If you are sure that your lines are not skew-parallel or parallel, the following is all you need:
% Let each point be def as a 3x1 array
% Let points defining first line be : p1, q1
% Let points defining second line be : p2, q2
L = p1-p2;
M = p1-q1;
N = p2-q2;
A = [M N];
T = pinv(A)*L;
h = p1-T(1)*(p1-q1); % h is a 3x1 array representing the actual pt of intersection
Yeah, the Moore-Penrose pseudoinverse is a powerful thing. The explanation for the approach is: You want to find the weights or the scaling factors of the 'direction vectors' (M and N are direction vectors), that linearly combine M and N to give L.
A full description is presented below. It presents a simple exception detection scheme, and their handling is left to the user. (The minimum distance between two line algorithms is from Wikipedia; the comparison of direction cosines (DCS) to check vector attitudes is common knowledge.)
% Let each point be def as a 3x1 array
% Let points defining first line be : p1, q1
% Let points defining second line be: p2, q2
% There are two conditions that prevent intersection of line segments/lines
% in L3 space. 1. parallel 2. skew-parallel (two lines on parallel planes do not intersect)
% Both conditions need to be identified and handled in a general algorithm.
% First check that lines are not parallel, this is done by comparing DCS of
% the line vectors
% L, M, N ARE DIRECTION VECTORS.
L = p1-p2;
M = p1-q1;
N = p2-q2;
% Calculate a normalized DCS for comparison. If equal, it means lines are parallel.
MVectorMagnitude = sqrt(sum(M.*M,2)); % The rowsum is just a generalization for N-D vectors.
NVectorMagnitude=sqrt(sum(N.*N,2)); % The rowsum is just a generalization for N-D vectors.

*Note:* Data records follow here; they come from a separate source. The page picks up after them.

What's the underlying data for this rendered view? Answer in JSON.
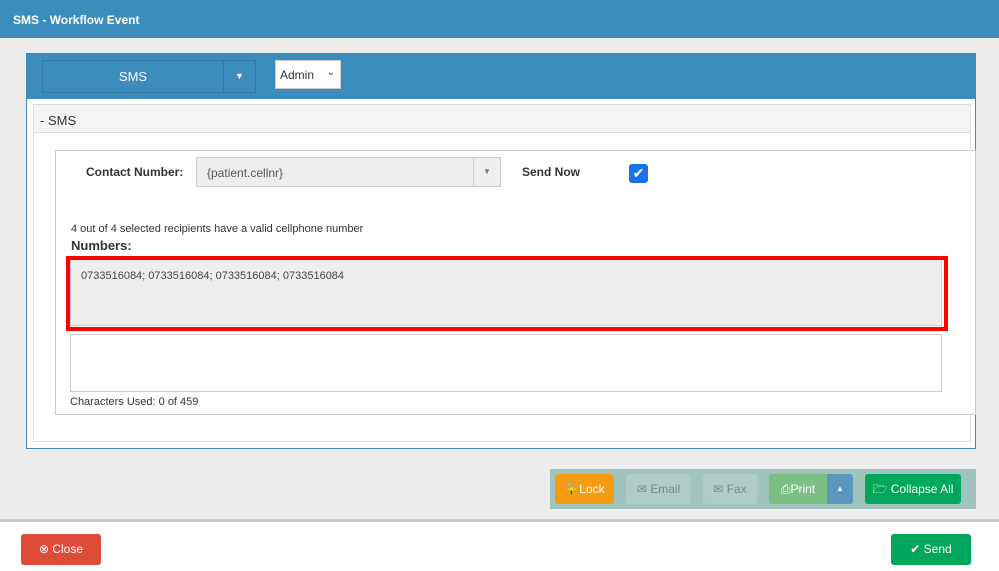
{
  "window": {
    "title": "SMS - Workflow Event"
  },
  "header": {
    "type_button": "SMS",
    "type_caret": "▼",
    "role_select": "Admin"
  },
  "section": {
    "title": "- SMS"
  },
  "form": {
    "contact_label": "Contact Number:",
    "contact_value": "{patient.cellnr}",
    "send_now_label": "Send Now",
    "send_now_checked": true,
    "recipients_note": "4 out of 4 selected recipients have a valid cellphone number",
    "numbers_label": "Numbers:",
    "numbers_value": "0733516084; 0733516084; 0733516084; 0733516084",
    "message_value": "",
    "chars_used": "Characters Used: 0 of 459"
  },
  "toolbar": {
    "lock": "Lock",
    "email": "Email",
    "fax": "Fax",
    "print": "Print",
    "collapse": "Collapse All"
  },
  "footer": {
    "close": "Close",
    "send": "Send"
  }
}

if isequal(M/MVectorMagnitude,N/NVectorMagnitude) % Compare the DCS for equality
fprintf('%s\n', 'lines are parallel. End routine')
end;
% Now check that lines do not exist on parallel planes
% This is done by checking the minimum distance between the two lines. If there's a minimum distance, then the lines are skew.
a1 = dot(M,L); b1 = dot(M,M); c1 = dot(M,N);
a2 = dot(N,L); b2 = dot(N,M); c2 = dot(N,N);
s1 = -(a1*c2 - a2*c1)/(b1*c2-b2*c1);
s2 = -(a1*b2 - a2*b1)/(b1*c2-b2*c1);
Sm = (L + s1*M - s2*N);
s = sqrt(sum(Sm.*Sm,2));
if ~isequal(s,0) % If the minimum distance between two lines is not zero, then the lines do not intersect
fprintf('%s\n','lines are skew. End routine')
end;
% Here's the actual calculation of the point of intersection of two lines.
A = [M N];
T = pinv(A)*L;
h = p1-T(1)*(p1-q1); % h is a 3x1 array representing the actual pt of intersection.

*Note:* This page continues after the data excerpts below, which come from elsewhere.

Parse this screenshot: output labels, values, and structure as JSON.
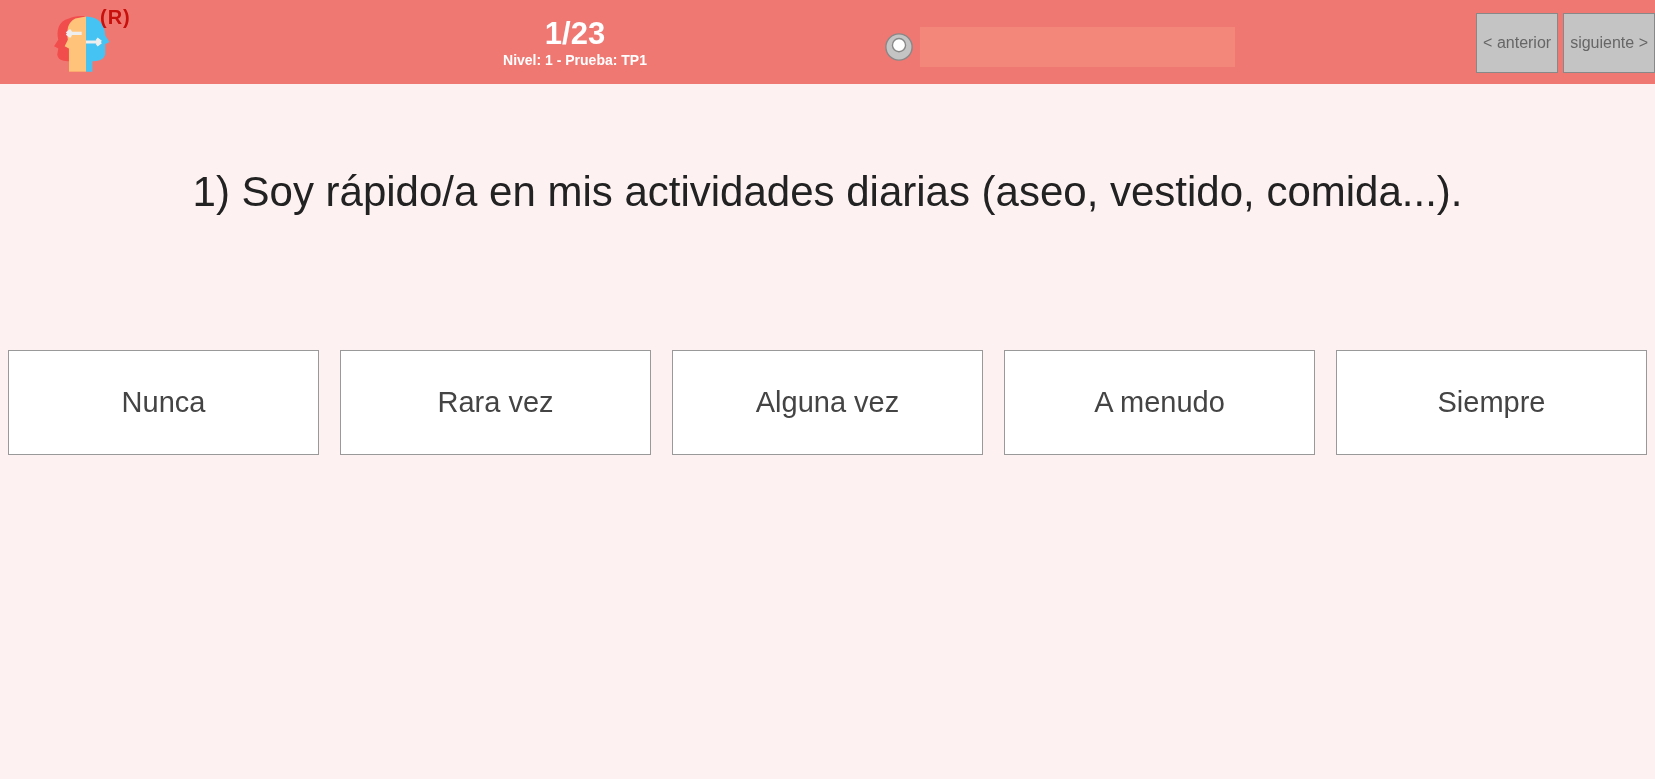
{
  "header": {
    "logo_mark": "(R)",
    "progress": "1/23",
    "subtitle": "Nivel: 1 - Prueba: TP1",
    "nav_buttons": [
      "< anterior",
      "siguiente >"
    ]
  },
  "question": "1) Soy rápido/a en mis actividades diarias (aseo, vestido, comida...).",
  "options": [
    {
      "label": "Nunca",
      "selected": false
    },
    {
      "label": "Rara vez",
      "selected": false
    },
    {
      "label": "Alguna vez",
      "selected": false
    },
    {
      "label": "A menudo",
      "selected": false
    },
    {
      "label": "Siempre",
      "selected": false
    }
  ]
}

So the pinv approach will give you results even when your M and N vectors are skew (but not parallel, because inv(A'.A) is required to exist). You can use this to determine the minimum distance between two parallel lines or between two parallel planes - to do this, define k = p2+T(2)*(p2-q2), and then the required distance is h-k. Also note that h and k are the points on the lines that are closest to each other IFF lines are skew.
So the use of the pseudoinverse and projection spaces gives us a concise algorithm for:
Determining the point of intersection of two lines (not parallel, and not skew)

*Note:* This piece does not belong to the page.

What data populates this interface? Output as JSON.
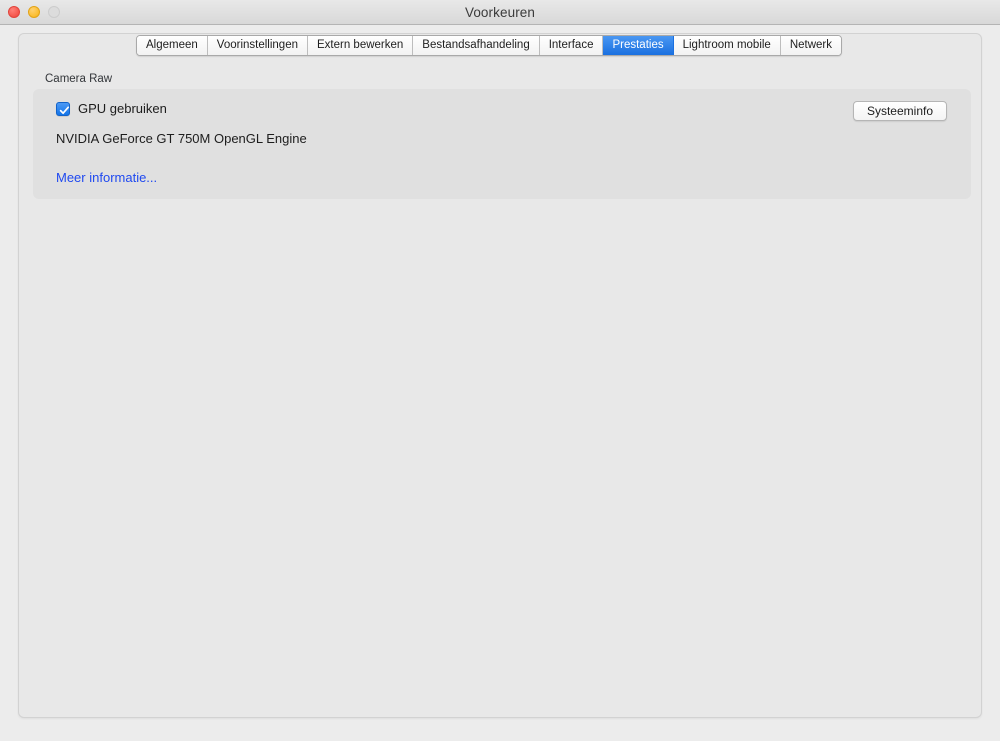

Determining the minimum distance between two lines (not parallel)
Determining the points closest to each other on two skew lines.
Concise is not the same as time-efficient. A lot depends on your exact pinv function implementation - MATLAB uses svd which solves to a tolerance. Also, some results will only be approximately accurate in higher dimensions and higher order definitions of the measurement metric (or vector norms). Besides the obvious dimension independent implementation, this can be used in statistical regression analysis and algebraically maximizing likelihood of point estimates.